Il summit virtuale cino-europeo
dell’8 marzo, fra Macron, Scholz e il presidente Xi, del “lavorare insieme” e
della “massima moderazione”, poi lasciato cadere dai leader europei, era stato
preceduto da un’articolata dichiarazione del ministro cinese degli Esteri Wang
Yi.
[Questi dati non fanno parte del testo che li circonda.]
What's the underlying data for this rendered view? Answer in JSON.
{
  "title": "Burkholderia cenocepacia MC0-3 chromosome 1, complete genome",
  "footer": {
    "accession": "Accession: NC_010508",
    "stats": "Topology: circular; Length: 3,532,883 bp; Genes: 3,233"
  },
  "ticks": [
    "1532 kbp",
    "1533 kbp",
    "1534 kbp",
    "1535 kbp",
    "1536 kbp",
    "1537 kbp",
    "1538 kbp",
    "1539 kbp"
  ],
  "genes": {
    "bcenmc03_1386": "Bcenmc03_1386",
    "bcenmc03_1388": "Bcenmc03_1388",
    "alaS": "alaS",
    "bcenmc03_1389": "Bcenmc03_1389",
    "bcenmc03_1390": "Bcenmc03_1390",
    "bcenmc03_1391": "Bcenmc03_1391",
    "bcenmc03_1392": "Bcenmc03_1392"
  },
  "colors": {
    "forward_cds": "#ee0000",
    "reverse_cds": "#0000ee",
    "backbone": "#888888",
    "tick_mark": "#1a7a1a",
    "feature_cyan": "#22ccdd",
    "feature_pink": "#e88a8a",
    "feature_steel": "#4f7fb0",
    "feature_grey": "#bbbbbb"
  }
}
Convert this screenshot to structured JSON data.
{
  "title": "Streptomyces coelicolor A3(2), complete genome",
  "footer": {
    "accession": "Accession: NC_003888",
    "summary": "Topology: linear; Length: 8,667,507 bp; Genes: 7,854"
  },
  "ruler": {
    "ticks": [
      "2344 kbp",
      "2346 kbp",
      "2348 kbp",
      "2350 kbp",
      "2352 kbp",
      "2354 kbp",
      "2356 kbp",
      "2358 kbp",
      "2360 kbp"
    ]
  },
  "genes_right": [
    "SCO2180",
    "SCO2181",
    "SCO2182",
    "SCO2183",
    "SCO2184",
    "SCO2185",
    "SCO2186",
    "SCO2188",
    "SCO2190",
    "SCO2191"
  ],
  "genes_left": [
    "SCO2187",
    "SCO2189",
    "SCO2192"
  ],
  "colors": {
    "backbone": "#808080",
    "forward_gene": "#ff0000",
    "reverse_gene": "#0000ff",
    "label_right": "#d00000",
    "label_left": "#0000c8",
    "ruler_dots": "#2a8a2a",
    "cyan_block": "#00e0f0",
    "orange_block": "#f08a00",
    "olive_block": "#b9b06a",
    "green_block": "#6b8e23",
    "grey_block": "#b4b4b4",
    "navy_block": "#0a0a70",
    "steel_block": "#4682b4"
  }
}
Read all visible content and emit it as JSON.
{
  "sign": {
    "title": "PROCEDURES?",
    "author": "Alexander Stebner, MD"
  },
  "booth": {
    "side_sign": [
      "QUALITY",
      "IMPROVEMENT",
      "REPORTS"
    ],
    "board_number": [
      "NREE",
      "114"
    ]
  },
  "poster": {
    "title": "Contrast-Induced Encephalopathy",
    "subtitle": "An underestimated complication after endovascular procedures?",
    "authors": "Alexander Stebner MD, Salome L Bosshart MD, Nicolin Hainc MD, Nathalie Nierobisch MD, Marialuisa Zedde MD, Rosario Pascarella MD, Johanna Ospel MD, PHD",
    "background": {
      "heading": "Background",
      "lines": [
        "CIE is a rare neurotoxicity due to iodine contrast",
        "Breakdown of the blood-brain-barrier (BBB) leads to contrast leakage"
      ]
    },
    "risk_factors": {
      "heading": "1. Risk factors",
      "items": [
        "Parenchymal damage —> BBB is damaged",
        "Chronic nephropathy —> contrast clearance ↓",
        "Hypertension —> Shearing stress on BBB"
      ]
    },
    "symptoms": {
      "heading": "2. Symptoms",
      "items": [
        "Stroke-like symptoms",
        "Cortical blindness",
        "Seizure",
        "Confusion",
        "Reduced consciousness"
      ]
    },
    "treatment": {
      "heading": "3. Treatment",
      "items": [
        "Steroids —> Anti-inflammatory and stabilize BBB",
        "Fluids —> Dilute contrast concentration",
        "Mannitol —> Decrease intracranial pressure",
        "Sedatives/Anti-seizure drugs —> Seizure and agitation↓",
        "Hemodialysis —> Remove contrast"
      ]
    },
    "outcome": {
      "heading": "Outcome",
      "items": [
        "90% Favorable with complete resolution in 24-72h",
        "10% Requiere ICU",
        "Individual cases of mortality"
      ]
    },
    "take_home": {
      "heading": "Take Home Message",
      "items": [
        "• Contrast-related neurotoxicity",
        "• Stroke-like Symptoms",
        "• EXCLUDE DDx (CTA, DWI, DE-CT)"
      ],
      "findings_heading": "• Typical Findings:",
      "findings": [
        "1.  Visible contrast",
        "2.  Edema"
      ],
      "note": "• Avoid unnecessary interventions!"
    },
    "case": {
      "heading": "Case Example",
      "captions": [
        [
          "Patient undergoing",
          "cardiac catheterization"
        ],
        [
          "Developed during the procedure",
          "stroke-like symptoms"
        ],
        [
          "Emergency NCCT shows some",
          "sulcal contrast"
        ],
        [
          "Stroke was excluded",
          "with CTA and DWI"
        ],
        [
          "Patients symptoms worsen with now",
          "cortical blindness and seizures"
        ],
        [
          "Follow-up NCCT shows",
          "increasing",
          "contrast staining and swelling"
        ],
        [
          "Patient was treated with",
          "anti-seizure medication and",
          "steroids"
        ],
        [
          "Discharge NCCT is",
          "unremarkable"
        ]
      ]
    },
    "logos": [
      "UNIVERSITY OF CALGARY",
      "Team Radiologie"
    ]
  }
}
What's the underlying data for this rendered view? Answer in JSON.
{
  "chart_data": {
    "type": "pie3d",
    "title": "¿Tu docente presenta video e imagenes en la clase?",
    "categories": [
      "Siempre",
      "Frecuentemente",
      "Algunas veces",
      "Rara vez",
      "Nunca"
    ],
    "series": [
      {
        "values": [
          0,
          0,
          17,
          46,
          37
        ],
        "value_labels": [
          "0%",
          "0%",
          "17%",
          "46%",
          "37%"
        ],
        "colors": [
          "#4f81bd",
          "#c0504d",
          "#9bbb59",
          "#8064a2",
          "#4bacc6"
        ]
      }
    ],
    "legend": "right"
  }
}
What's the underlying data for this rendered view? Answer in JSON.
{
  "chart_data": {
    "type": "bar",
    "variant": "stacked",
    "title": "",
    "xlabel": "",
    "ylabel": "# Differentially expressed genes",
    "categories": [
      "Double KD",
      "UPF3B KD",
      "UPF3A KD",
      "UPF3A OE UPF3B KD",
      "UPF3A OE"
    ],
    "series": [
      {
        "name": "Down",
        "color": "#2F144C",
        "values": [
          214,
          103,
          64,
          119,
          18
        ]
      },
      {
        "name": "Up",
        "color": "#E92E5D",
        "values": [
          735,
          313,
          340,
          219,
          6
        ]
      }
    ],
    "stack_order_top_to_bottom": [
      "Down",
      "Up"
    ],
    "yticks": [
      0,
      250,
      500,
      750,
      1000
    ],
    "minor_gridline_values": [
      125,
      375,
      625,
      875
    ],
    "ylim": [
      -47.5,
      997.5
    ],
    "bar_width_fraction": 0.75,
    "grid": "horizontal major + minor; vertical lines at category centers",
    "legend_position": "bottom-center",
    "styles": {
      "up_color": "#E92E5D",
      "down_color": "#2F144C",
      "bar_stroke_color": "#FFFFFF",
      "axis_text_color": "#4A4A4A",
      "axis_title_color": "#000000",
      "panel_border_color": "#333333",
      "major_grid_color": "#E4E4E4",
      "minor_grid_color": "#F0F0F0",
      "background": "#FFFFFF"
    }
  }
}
Che parte col vantare “un mutamento mai visto da un secolo”, una “potenza
globale responsabile”, cioè la Cina, che esercita “compostezza strategica”. Ma
spiega anche che l’Europa farebbe bene a capire che “multipolarizzazione e
democratizzazione delle relazioni internazionali sostituiranno unilateralismo
ed egemonismo”. Gli europei non hanno dato seguito all’invito, il cui
presupposto era l’autonomizzarsi dell’Unione
Europea.
Wang Yi invitava anche il governo
americano a tornare al “Comunicato di Shangai”, all’impegno sottoscritto
cinquant’anni fa, a conclusione della visita di Nixon in Cina, 21-28 febbraio
1972.
Il Comunicato di Shangai prevedeva
la normalizzazione dei rapporti economici, e due importanti sviluppi politici:
il riconoscimento americano di “una sola Cina”, col ritiro delle truppe da Taiwan
(su Hong Kong, allora possedimento britannico, non ci fu nemmeno bisogni di un
impegno specifico), e il riconoscimento cinese degli interessi americani nel
Pacifico (sottinteso: compresi il mare del Giappone e i mari cinesi, Giallo, Cinese
Orientale, Cinese Meridionale). Nel quadro dei principi kissingeriani (la
visita e il comunicato furono opera di Kissinger, allora consigliere ombra di
Nixon) di rispetto
della sovranità e dell’integrità territoriale degli altri paesi, di non
aggressione, di non interferenza negli affari interni degli altri paesi, di
uguaglianza, di mutuo vantaggio e di coesistenza pacifica.